The Solar Impulse 2, which left for its around-the-world journey last year in Dubai, has made stops in Oman, Myanmar, China, Japan and Hawaii. However, what was supposed to be a smooth journey turned a bit sour last year when the trailblazing aircraft's battery system sustained heat damage during its trip from Japan. As a result, the aircraft was grounded for months as its crew repaired the damage.

Eventually, the Solar Impulse 2 became airworthy once more, with one of its designated pilots, Bertrand Piccard, who alternates with Andre Borschberg after every stop on the plane's journey, taking the solar-powered plane through its riskiest leg in its journey to date.

The Hawaii-to-San Francisco leg was particularly risky due to the absence of emergency landing areas on the ocean. Thus, if the aircraft would encounter trouble, Piccard, the pilot for the leg, would be forced to parachute out of the plane and call for rescue from the sea.

Despite the dangers and the difficulties faced by the aircraft and its pilot across the Pacific, the Solar Impulse 2 triumphantly crossed the waters and entered California on Saturday.

"The Pacific is done, my friend. I love it, but it's done. It's great to be in California, the land of pioneers. Innovation and pioneering must continue. The clean tech revolution has to keep moving forward," Piccard said.

Piccard, a doctor by training and an avid adventurer at heart, further stated that crossing the Pacific was one of the "most amazing" experiences in his life. He also expressed his optimism about the future of clean air travel.

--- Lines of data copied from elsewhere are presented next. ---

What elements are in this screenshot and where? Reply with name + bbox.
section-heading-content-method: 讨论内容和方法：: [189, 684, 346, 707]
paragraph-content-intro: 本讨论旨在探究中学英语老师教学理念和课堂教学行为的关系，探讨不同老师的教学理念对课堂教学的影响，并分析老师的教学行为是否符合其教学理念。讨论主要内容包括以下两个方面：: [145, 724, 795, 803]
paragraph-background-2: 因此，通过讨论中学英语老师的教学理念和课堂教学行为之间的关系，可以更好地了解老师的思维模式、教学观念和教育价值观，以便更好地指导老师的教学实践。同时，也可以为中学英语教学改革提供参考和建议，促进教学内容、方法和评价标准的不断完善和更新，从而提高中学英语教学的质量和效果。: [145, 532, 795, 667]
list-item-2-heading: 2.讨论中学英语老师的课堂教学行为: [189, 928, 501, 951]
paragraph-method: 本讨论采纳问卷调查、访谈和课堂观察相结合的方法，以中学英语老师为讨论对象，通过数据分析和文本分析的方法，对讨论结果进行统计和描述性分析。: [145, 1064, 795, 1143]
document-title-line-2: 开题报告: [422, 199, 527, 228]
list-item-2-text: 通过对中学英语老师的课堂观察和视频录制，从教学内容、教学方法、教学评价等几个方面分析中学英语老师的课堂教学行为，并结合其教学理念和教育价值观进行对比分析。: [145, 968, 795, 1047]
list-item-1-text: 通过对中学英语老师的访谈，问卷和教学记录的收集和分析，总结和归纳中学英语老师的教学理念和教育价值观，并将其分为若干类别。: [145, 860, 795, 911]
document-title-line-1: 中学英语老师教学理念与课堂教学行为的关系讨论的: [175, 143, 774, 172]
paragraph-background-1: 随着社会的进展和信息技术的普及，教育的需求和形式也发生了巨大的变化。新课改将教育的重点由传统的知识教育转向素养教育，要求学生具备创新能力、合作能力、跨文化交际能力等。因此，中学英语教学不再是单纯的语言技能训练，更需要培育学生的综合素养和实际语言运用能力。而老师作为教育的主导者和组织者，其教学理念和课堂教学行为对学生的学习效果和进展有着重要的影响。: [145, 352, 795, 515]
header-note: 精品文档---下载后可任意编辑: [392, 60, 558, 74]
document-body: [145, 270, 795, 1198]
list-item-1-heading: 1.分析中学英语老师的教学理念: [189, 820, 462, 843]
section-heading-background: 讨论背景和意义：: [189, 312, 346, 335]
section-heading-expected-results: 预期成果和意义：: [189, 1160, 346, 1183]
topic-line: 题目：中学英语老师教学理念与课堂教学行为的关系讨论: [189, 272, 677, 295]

"I bet that in 10 years, electric airplanes will be transporting up to 50 people. This will happen. This is not science fiction. It is real," he said.

The Solar Impulse 2's around-the-world journey, which is the most ambitious project in clean air travel to date, is estimated to cost upward of $100 million. Despite its cost, it is nonetheless seen as a means to highlight the importance of renewable energy and, of course, the heart and spirit of technological innovation.